Faz-me falta o ócio proibido. Faz-me falta a transgressão de fazer uma coisa quando deveria estar a fazer outra. Faz-me falta Berlim e uma espreitadela turística num bairro judeu de Nova Iorque. Fazem-me falta os concertos. Faz-me falta o Kiwanuka, a 9 de maio próximo, no Palácio de Cristal. Faz-me falta a Marem Ladson num concerto ultrassecreto da Capivara Azul, como são os bons concertos. Fazem-me falta as pessoas, mesmo os imbecis que estacionam em segunda fila para ir tomar café. É provável que esses imbecis andem, por estes dias, com aqueles cãezinhos de brincar e mudam de passeio quando por eles passo e cravam os olhos na calçada para evitar um bom-dia que, por estes dias, gosto de desbaratar para me sentir em comunidade. A epidemia reforça, como é bom de ver, a idiotia. Fazem-me falta as pessoas de quem gosto, sem máscara, de as abraçar, de me rir com elas, de as fazer rir se possível. Faz-me falta combinar coisas e jantares dentro dessas coisas para quebrar a rotina irritante de que sinto (estranhamente) falta. Faz-me falta abraçar mais as minhas filhas, não que eu seja dessas mariquices, não senhor, mas a impossibilidade torna aguda a ausência de uma cabeça sonolenta encostada no meu ombro, como se ainda fossem crianças. Sobra-me, felizmente, a Ana para o fazer. Há que cumprir o prometido: amar na alegria e na tristeza, na saúde e na doença. Fazem-me falta as minhas aulas de ginástica, o Pilates e particularmente aquela aula de localizada logo pelo início da manhã na companhia de três pendulares colegas, em que dou o meu melhor para as acompanhar. Não sei o nome delas, mas farei seguramente questão de o saber quando retomarmos a tarefa. Faz-me falta a conversa de circunstância em que me adapto ao interlocutor. Essa circunstância vazia em que mantemos vivas as palavras como bolas de sabão prestes a estourar. Em que se aguentam no ar palavras frágeis e insignificantes, muito diferente desta circunstância plúmbea que se dirige no sentido da gravidade de Newton, na gravidade das coisas. Faz-me falta o barulho, a confusão, a fila para comprar cerveja no concerto dos New Order. Faz-me falta saber afinal como está o meu colesterol. Infamemente postergado para mais tarde, pela situação.

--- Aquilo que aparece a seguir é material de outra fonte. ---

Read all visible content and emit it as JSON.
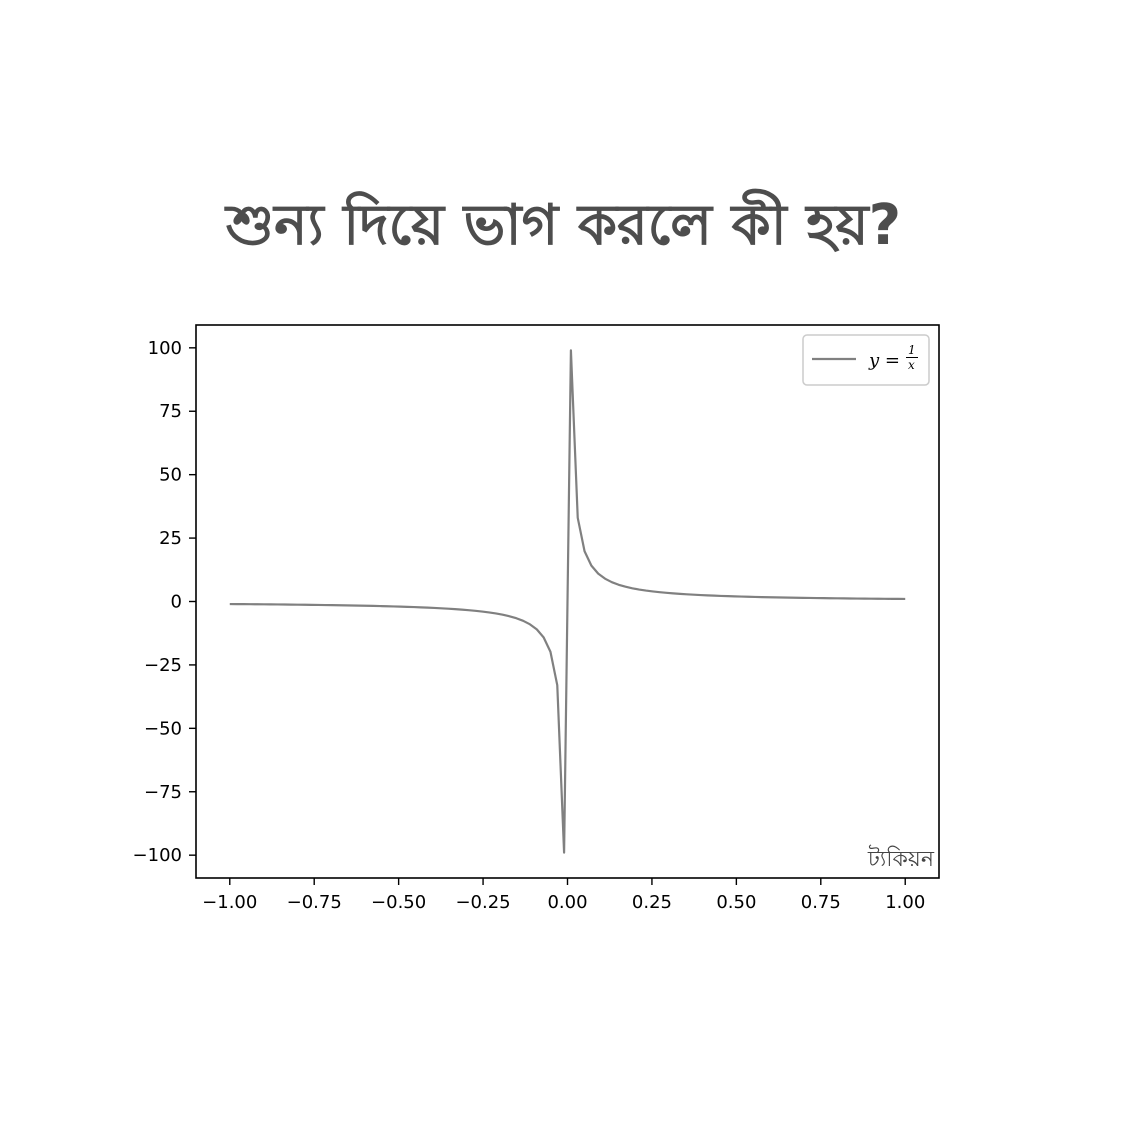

E é por estas alturas – em que caímos pela escadaria abaixo, mas ainda longe, muito longe, do fim da queda – que eu renovo a minha devoção à liberdade e à democracia. À informação livre, mesmo que aqui ou acolá com laivos de melodrama. Escusada: já que a realidade fala por si. Vejo a China, vejo a Rússia, a Turquia, e mesmo até a esquizofrénica Hungria e irritam-me. Vendem verdades paralelas e açaimes. Vejo o Trump e choro interiormente a fanfarronice patética e irresponsável dos americanos. Vejo a Europa perdida e acredito, mesmo assim, que será possível. Somos irmãos que diabo, quando muito primos. Não podemos dar-nos ao luxo de não estarmos juntos. E já bastaram os ecos da última crise: mais nacionalismo, mais extremismo que, mesmo rejeitando os princípios democráticos, se sentam na cadeira da democracia para a sabotar. E mesmo aqui, ao nível político, a procissão ainda vai no adro. Depois das precoces ejaculações dos primeiros dias é só esperar. Os extremismos estão à espera que a coisa fique pior, fique insustentável, para aí sim, perante um pasto de desolação, nos tentarem pôr uns contra os outros. Para esses tenho a minha vacina particular há muito: acredito piamente na democracia, na tolerância, na liberdade, na solidariedade social.

Não sou, por agora, dado a epifanias. A última que tive foi já tem 12 anos.
E se não sou dado a epifanias, mesmo por estes dias tristes, é porque já tenho idade suficiente para perceber o que realmente importa. Estou convicto disso. As coisas que me fazem falta sei - de há muito - que me fazem falta. Hoje são mais pesadas porque ausentes, apenas isso. Descobri uma
vantagem de envelhecer? Será isto uma epifania? Espero que não, pois tenho muito que fazer.